The thing about proctoring state tests is you have a lot of time to think. That's really all you can do for those 75 to 90 minutes, and it's so happened that I have had several epiphanies in the past week.

1. I am prejudiced. Yes, that's right. I have a real problem with rich people. I don't like them and I'm mad at them, irrationally, which I believe is the definition is prejudice. What brought this on? Why, Paris Hilton, of course. When she stood outside the courtroom and told the world that she was being treated unfairly, I almost came up out of my body; I mean my soul nearly flew to Los Angeles just to punch her in the face. And I said to myself, since no one else was nearby, "If that had been me, I'd have been in jail three months ago." I hope she DOES have to be imprisoned in a cell THE SIZE OF MY BEDROOM and be forced to eat generic bologna and wear clothing that has never been in style. Because: welcome to MY life, Paris Hilton.

2. Feminism is dying. As I watch the girls that I teach, each day it becomes clearer to me that they do not know or appreciate just how many sacrifices their fore-mothers have made so they can dress like tarts and have sex with fifteen different boys during their sophomore year. Every day I see girls compete with each other for the attention of some guy who is just not worth it. Who are the role models for our young women? I can think of two: Oprah and Condoleeza Rice. But girls today don't want to be like Oprah and Condi; they want to be Pussycat Dolls and Playmates. Susan B. Anthony must be so proud.

3. I have this one student, X, who absolutely cannot stand another student, R. When R walks into the room, X is immediately angry with him; he doesn't have to do anything except exist, and she gets mad. She tries her best not to act on it, which I appreciate, but her facial expressions easily translate into four-letter words. "I don't know what it is, Ms. Flower," she told me one day. "There are just some people that I'll never get along with, and R is one of them."
That hit close to home with me, because I have some students whose very existence angers me. It doesn't matter what they do, I am never going to like them. And I have been feeling very guilty about that, because I kind of feel like I should have genuine affection for all of my students.
But when X said that, I realized that, if I worked in any other environment, I would not be expected to like every single one of my colleagues. Even in social situations, chances are I am not going to be friends with 100% percent of the people in the room.
So, from that day, I have forgiven myself for not loving some of my students. This does not mean that I am rude to them, or that I ignore them, or that I tell them to shut up or that I hate them; it just means that I've accepted the fact that they are going to get on my nerves, and that it's okay to feel that way. It's been quite a weight off my shoulders.

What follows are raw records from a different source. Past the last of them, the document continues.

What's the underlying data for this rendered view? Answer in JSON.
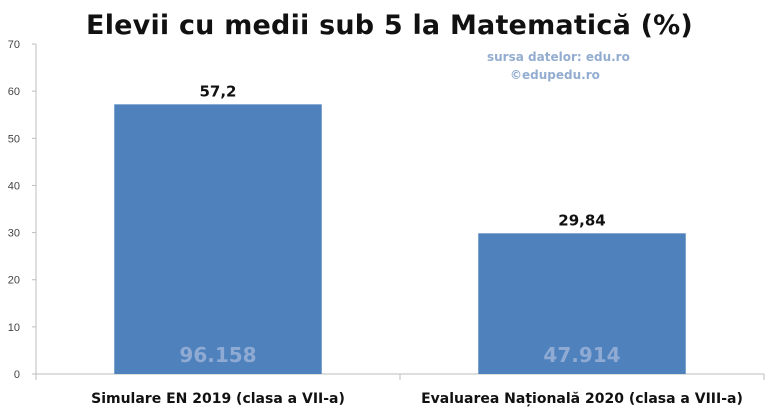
{
  "chart_data": {
    "type": "bar",
    "title": "Elevii cu medii sub 5 la Matematică (%)",
    "source": [
      "sursa datelor: edu.ro",
      "©edupedu.ro"
    ],
    "categories": [
      "Simulare EN 2019 (clasa a VII-a)",
      "Evaluarea Națională 2020 (clasa a VIII-a)"
    ],
    "values": [
      57.2,
      29.84
    ],
    "value_labels": [
      "57,2",
      "29,84"
    ],
    "inner_labels": [
      "96.158",
      "47.914"
    ],
    "ylim": [
      0,
      70
    ],
    "yticks": [
      0,
      10,
      20,
      30,
      40,
      50,
      60,
      70
    ],
    "grid": false,
    "colors": {
      "bar": "#4f81bd",
      "inner_text": "#8fabd3",
      "source_text": "#93add0"
    }
  }
}
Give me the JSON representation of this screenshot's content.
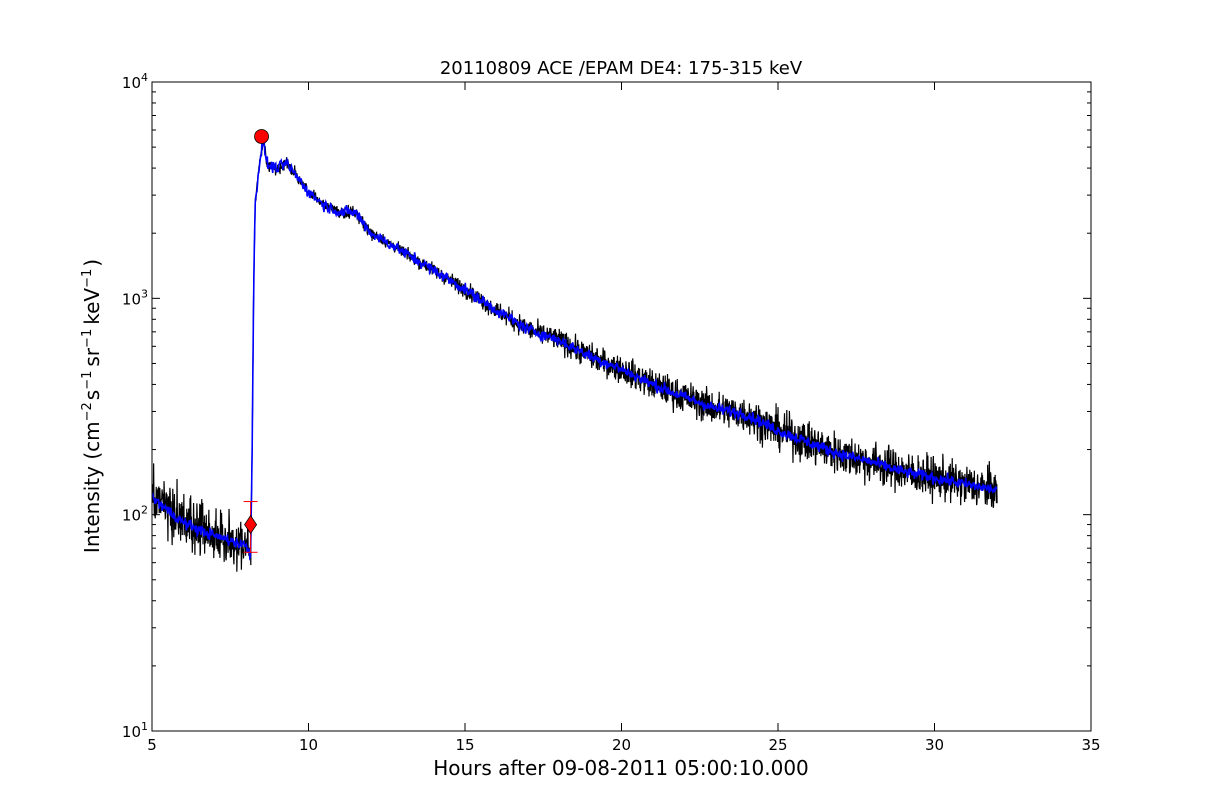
{
  "chart_data": {
    "type": "line",
    "title": "20110809 ACE /EPAM DE4: 175-315 keV",
    "xlabel": "Hours after 09-08-2011 05:00:10.000",
    "ylabel": {
      "prefix": "Intensity (cm",
      "exp1": "−2",
      "mid1": "s",
      "exp2": "−1",
      "mid2": "sr",
      "exp3": "−1",
      "mid3": "keV",
      "exp4": "−1",
      "suffix": ")"
    },
    "xlim": [
      5,
      35
    ],
    "ylim": [
      10,
      10000
    ],
    "yscale": "log",
    "x_ticks": [
      "5",
      "10",
      "15",
      "20",
      "25",
      "30",
      "35"
    ],
    "y_ticks": [
      {
        "base": "10",
        "exp": "1"
      },
      {
        "base": "10",
        "exp": "2"
      },
      {
        "base": "10",
        "exp": "3"
      },
      {
        "base": "10",
        "exp": "4"
      }
    ],
    "grid": false,
    "colors": {
      "raw": "#000000",
      "smoothed": "#0000ff",
      "onset_marker": "#ff0000",
      "peak_marker": "#ff0000",
      "error_bar": "#ff0000"
    },
    "series": [
      {
        "key": "raw",
        "style": "noisy",
        "x": [
          5.0,
          5.5,
          6.0,
          6.5,
          7.0,
          7.5,
          8.0,
          8.15,
          8.2,
          8.25,
          8.3,
          8.35,
          8.45,
          8.55,
          8.7,
          9.0,
          9.3,
          9.6,
          10.0,
          10.5,
          11.0,
          11.5,
          12.0,
          13.0,
          14.0,
          15.0,
          16.0,
          17.0,
          18.0,
          19.0,
          20.0,
          21.0,
          22.0,
          23.0,
          24.0,
          25.0,
          26.0,
          27.0,
          28.0,
          29.0,
          30.0,
          31.0,
          32.0
        ],
        "y": [
          120,
          105,
          92,
          85,
          80,
          76,
          72,
          66,
          200,
          1200,
          2800,
          3300,
          4400,
          5300,
          4100,
          4000,
          4200,
          3700,
          3100,
          2700,
          2500,
          2500,
          2000,
          1650,
          1350,
          1100,
          880,
          720,
          640,
          540,
          470,
          400,
          350,
          310,
          290,
          245,
          215,
          190,
          175,
          158,
          148,
          138,
          130
        ],
        "spread": [
          0.22,
          0.24,
          0.26,
          0.26,
          0.26,
          0.26,
          0.24,
          0.2,
          0.05,
          0.03,
          0.04,
          0.04,
          0.05,
          0.06,
          0.05,
          0.05,
          0.05,
          0.05,
          0.05,
          0.05,
          0.05,
          0.05,
          0.05,
          0.05,
          0.06,
          0.07,
          0.08,
          0.09,
          0.1,
          0.11,
          0.12,
          0.13,
          0.14,
          0.15,
          0.16,
          0.17,
          0.18,
          0.18,
          0.18,
          0.18,
          0.18,
          0.18,
          0.18
        ]
      },
      {
        "key": "smoothed",
        "style": "smooth",
        "x": [
          5.0,
          5.5,
          6.0,
          6.5,
          7.0,
          7.5,
          8.0,
          8.15,
          8.2,
          8.25,
          8.3,
          8.35,
          8.45,
          8.55,
          8.7,
          9.0,
          9.3,
          9.6,
          10.0,
          10.5,
          11.0,
          11.5,
          12.0,
          13.0,
          14.0,
          15.0,
          16.0,
          17.0,
          18.0,
          19.0,
          20.0,
          21.0,
          22.0,
          23.0,
          24.0,
          25.0,
          26.0,
          27.0,
          28.0,
          29.0,
          30.0,
          31.0,
          32.0
        ],
        "y": [
          120,
          105,
          92,
          85,
          80,
          76,
          72,
          66,
          200,
          1200,
          2800,
          3300,
          4400,
          5300,
          4100,
          4000,
          4200,
          3700,
          3100,
          2700,
          2500,
          2500,
          2000,
          1650,
          1350,
          1100,
          880,
          720,
          640,
          540,
          470,
          400,
          350,
          310,
          290,
          245,
          215,
          190,
          175,
          158,
          148,
          138,
          130
        ]
      }
    ],
    "markers": {
      "onset": {
        "x": 8.15,
        "y": 90,
        "y_upper": 115,
        "y_lower": 67,
        "shape": "diamond"
      },
      "peak": {
        "x": 8.5,
        "y": 5600,
        "shape": "circle"
      }
    }
  }
}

4. I don't get paid enough. This is not new information. But the other day, someone on Teachers.net asked how single teachers manage to live on one salary. She'd recently gone through a divorce and discovered that, after paying her house note and bills, she had about $20 left.
I've been dealing with this issue myself, for many years now. I was recently looking for a summer job, and several of the classified ads I read were for entry level clerical positions, all of them paying as much or more than I make as a teacher with seven years experience. So what that means is, someone with no college education and no experience can start a job at age 18 and make my salary or higher.
Do you know who else gets paid more than I do? Reality television stars. These people--and I use that term loosely--sign up for a show and then spend four months in a drunken stupor making grand jackasses of themselves, while I am toiling away in a job that nets no respect, no attention, and most of all NO MONEY.
I am over here working my tail off to make a difference in JUST ONE PERSON'S life, and don't get me wrong: I love my job. But it would be nice if I could love my job and continue to work at it without having to go into debt just to meet my basic survival needs. I mean, obviously the government could never afford to pay teachers what they're actually worth, but then again, when sub-par "actors" are pulling down $20 million a picture, or "professional" athletes are signing four year contracts worth more than $100 million dollars, I'm thinking that there's enough money in circulation to help me at LEAST be able to buy name brand cereal on a regular basis.

So, anyway, those are the thoughts I've been thinking this week. Somehow, whenever I get to thinking for a long period of time, I always get mad. This is why I try to keep the thinking to a minimum around here.